Game reviewers have applied numerous labels to the PS3-exclusive Heavy Rain: next-generation adventure game, player-driven movie, and developer Quantic Dream's preferred term "interactive drama." Yet most Heavy Rain reviews agree on one word to describe the video game: new.
Heavy Rain, which comes out today, tries to answer one of video gaming's most nagging questions. Why are the games that 15 year olds want to play the same titles that 45 year olds sit back and enjoy? Adults and teenagers watch different TV shows, see different movies, listen to different music, but often buy the same video games. Is there really no market for truly "mature" games?
Heavy Rain's "mature" rating does not denote flagrant violence and sophomoric sexuality. This noir game still contains murder and nudity, but most reviewers agree that it treats them as a sophisticated movie would – as an adult would.
The new release provides "one of the most emotional experiences I've ever had playing a videogame," writes David Ellis in his 1UP.com review. "Heavy Rain portrays pain, suffering, and death with a stark frankness that doesn't elevate horror as something to be entertained by. Instead, you're regularly put in positions where you must choose between two equally horrific outcomes."
"The boldly unorthodox navigation through scenes is managed via context-sensitive quick-time events and the ability to hear your character’s thoughts as events unfold and you explore," explains David Wolinsky for the Onion A.V. Club. "Buttons let you take different approaches to conversations, start fistfights, or engage whatever else is at hand. It winds up feeling like regular life."
"It's a drama broken into several dozen chapters that advance the interwoven narratives of four playable characters: Distraught dad, FBI investigator, crusty private eye, insomniac lady," lists Kotaku's Stephen Totilo. "It's a mix of traditional ideas of character movement and dialogue options integrated with a control scheme style that might best be described as emotional. It's a serial killer whodunit. It's also a smartly-masked game that isn't about what it initially appears to be about. Its an exploration of fatherhood and of a notion that can be tough to explore in the potentially-desensitized medium of video games: The violent lengths a player will virtually go to accomplish a goal."
"Like everything else in Heavy Rain, the scene was brief enough that by the time the novelty had faded, it was over and something else was happening," describes Chris Kohler in Wired. "It’s the Dan Brown school of storytelling, a fast-paced, Da Vinci Code-style narrative in which each chapter takes just a few minutes, leaving you on a mini-cliffhanger and switching perspective for the next segment. Once the intrigue picks up and the chase is on, you don’t want to stop playing. If it were a film, Heavy Rain’s story wouldn’t exactly win an Oscar. But having control of events, and a personal connection to the characters, makes it seem that much more interesting. I was hooked."
"There are a handful of international vocal tracks in the game, and I can't speak for how well the French or Spanish actors performed, but the English voice track is a disaster," rants MTV's Russ Frushtick, who was very critical of the game. "It's possible that the developers at Quantic Dream, based in France, simply don't have an ear for a convincing American accent, but c'mon, hire a casting agent or something!
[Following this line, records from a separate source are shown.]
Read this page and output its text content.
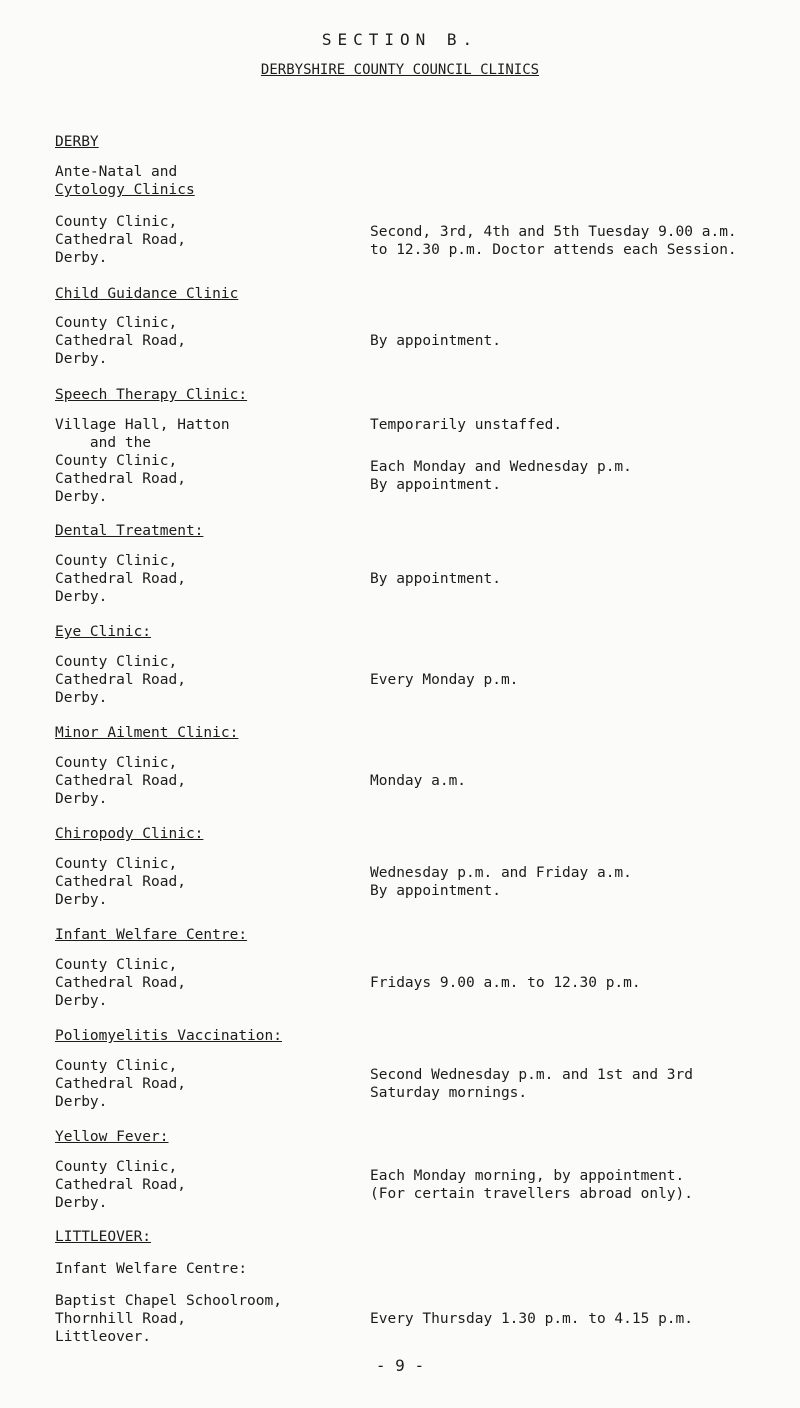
SECTION B.
DERBYSHIRE COUNTY COUNCIL CLINICS
DERBY
Ante-Natal and
Cytology Clinics
County Clinic,
Cathedral Road,
Derby.
Second, 3rd, 4th and 5th Tuesday 9.00 a.m.
to 12.30 p.m. Doctor attends each Session.
Child Guidance Clinic
County Clinic,
Cathedral Road,
Derby.
By appointment.
Speech Therapy Clinic:
Village Hall, Hatton
and the
County Clinic,
Cathedral Road,
Derby.
Temporarily unstaffed.
Each Monday and Wednesday p.m.
By appointment.
Dental Treatment:
County Clinic,
Cathedral Road,
Derby.
By appointment.
Eye Clinic:
County Clinic,
Cathedral Road,
Derby.
Every Monday p.m.
Minor Ailment Clinic:
County Clinic,
Cathedral Road,
Derby.
Monday a.m.
Chiropody Clinic:
County Clinic,
Cathedral Road,
Derby.
Wednesday p.m. and Friday a.m.
By appointment.
Infant Welfare Centre:
County Clinic,
Cathedral Road,
Derby.
Fridays 9.00 a.m. to 12.30 p.m.
Poliomyelitis Vaccination:
County Clinic,
Cathedral Road,
Derby.
Second Wednesday p.m. and 1st and 3rd
Saturday mornings.
Yellow Fever:
County Clinic,
Cathedral Road,
Derby.
Each Monday morning, by appointment.
(For certain travellers abroad only).
LITTLEOVER:
Infant Welfare Centre:
Baptist Chapel Schoolroom,
Thornhill Road,
Littleover.
Every Thursday 1.30 p.m. to 4.15 p.m.
- 9 -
Broke and desperate American actors are a dime a dozen! For such a story and dialog-based game, it's shocking that the extra effort wasn't put forth to get the right people in the right parts."
The final word
"For the players worried Heavy Rain doesn't pack enough action, it's impressive how intense and engaging the experience turned out," assures USA Today blogger Brett Molina. "The story is well-paced and exhilarating, bolstered by cleverly executed control mechanics. If anything, it's one of the year's most unique video game endeavors."
[We're pretty sure Kotaku's Stephen Totilo first pointed out the curiosity about adult and teenage playing habits. We couldn't find the article, but if a reader can, we'd be happy to link to it.]